Suite aux nombreuses critiques qui ont entouré la nouvelle hausse du prix de gaz la semaine dernière, le gouvernement a annoncé qu’il allait probablement étudier un nouveau mode de calcul des tarifs du gaz. Il envisage également de taxer les distributeurs pétroliers afin de juguler la hausse du prix des carburants à la pompe.

Les hausses successives du prix du gaz, cumulées à la flambée des prix du carburant à la pompe, suscitent la colère des Français qui voient leur pouvoir d’achat se réduire une nouvelle fois. Dans ce contexte, le gouvernement sous pression a décidé de prendre  certaines mesures destinées à protéger le pouvoir d’achat du consommateur. Eric Besson, invité dimanche de Radio J expliquait en effet que “l’objectif du gouvernement est très clair: il est, dans un contexte de montée des prix de l’énergie au niveau international, de protéger le pouvoir d’achat des Français“.

Dans cette optique, et alors que de nouvelles hausses menacent les prix du gaz et de l’électricité cet été, le ministre aurait proposé à François Fillon et Nicolas Sarkozy un nouveau mode de calcul, “de suspendre la formule actuelle et d’en adopter une nouvelle dans les semaines qui viennent“. Avec le mode de calcul actuel, le gaz augmenterait une nouvelle fois de 7,5% au 1er juillet prochain.

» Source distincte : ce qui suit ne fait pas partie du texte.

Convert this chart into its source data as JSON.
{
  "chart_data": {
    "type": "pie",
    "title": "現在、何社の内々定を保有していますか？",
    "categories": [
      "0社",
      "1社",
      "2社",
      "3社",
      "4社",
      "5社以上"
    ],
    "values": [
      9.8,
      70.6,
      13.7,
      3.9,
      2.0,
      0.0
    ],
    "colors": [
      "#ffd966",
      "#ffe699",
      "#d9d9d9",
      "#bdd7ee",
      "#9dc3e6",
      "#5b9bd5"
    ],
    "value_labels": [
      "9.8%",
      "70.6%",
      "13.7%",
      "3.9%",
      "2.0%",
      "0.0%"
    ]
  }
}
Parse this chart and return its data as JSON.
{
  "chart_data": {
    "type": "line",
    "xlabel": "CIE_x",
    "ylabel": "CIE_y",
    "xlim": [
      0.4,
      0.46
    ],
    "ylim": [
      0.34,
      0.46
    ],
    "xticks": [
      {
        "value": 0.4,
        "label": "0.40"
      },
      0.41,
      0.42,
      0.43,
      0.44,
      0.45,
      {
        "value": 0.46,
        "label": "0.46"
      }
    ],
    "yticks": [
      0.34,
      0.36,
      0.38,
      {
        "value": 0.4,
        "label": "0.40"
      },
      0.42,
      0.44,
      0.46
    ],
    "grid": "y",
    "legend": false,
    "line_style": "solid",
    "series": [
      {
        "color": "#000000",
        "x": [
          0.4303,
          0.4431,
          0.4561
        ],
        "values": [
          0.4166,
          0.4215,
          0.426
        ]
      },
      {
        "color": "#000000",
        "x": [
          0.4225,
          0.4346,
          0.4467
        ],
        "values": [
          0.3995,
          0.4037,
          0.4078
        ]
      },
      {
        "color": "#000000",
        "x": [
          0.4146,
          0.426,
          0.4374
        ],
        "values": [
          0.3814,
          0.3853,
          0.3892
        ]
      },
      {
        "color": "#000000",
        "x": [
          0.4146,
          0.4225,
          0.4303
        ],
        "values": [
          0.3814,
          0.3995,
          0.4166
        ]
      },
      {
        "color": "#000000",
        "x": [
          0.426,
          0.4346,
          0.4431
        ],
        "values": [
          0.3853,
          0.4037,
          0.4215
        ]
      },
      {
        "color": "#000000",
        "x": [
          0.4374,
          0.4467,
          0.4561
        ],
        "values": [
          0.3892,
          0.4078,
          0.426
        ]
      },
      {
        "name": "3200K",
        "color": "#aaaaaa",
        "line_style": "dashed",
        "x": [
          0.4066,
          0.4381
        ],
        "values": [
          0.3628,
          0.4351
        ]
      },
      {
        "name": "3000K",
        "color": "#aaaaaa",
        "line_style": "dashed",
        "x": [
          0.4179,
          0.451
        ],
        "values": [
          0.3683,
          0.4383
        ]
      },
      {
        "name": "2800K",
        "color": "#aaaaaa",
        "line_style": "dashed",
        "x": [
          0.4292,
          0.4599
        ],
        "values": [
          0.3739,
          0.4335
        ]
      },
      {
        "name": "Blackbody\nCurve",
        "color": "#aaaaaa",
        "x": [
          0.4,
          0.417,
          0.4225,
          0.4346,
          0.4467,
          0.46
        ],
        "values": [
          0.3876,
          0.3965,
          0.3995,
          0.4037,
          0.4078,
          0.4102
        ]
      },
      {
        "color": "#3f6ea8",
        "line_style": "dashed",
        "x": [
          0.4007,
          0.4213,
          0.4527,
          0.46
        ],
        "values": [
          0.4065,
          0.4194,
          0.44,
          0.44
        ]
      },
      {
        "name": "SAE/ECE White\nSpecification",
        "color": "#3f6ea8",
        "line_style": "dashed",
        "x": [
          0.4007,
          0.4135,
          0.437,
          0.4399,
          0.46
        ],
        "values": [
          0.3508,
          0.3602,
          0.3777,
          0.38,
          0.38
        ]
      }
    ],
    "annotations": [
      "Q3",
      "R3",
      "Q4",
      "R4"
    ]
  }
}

Les distributeurs pétroliers mis à contribution

Pour l’heure, c’est GDF Suez qui propose son tarif à la Commission de Régulation de l’Energie. Cette dernière vérifie ensuite sa conformité avec la formule de calcul en vigueur. Cette dernière s’est d’ailleurs elle aussi prononcée en faveur d’une nouvelle formule de calcul, offrant une plus large part aux prix du marché, plus favorables actuellement au consommateur, au détriment des prix à long terme.

S’agissant des prix du carburant à la pompe, Eric Besson envisage de “mettre à contribution les distributeurs pétroliers” afin d’atténuer la flambée actuelle des prix du pétrole. Il réfléchit alors à plusieurs scénarios alors que de son côté, Jean-Louis Schilansky, le président de l’Union française des industries pétrolières, chiffre “entre 8 et 9 centimes par litre” la marge brute des distributeurs, “l’une des plus basses d’Europe” confie-t-il à l’AFP.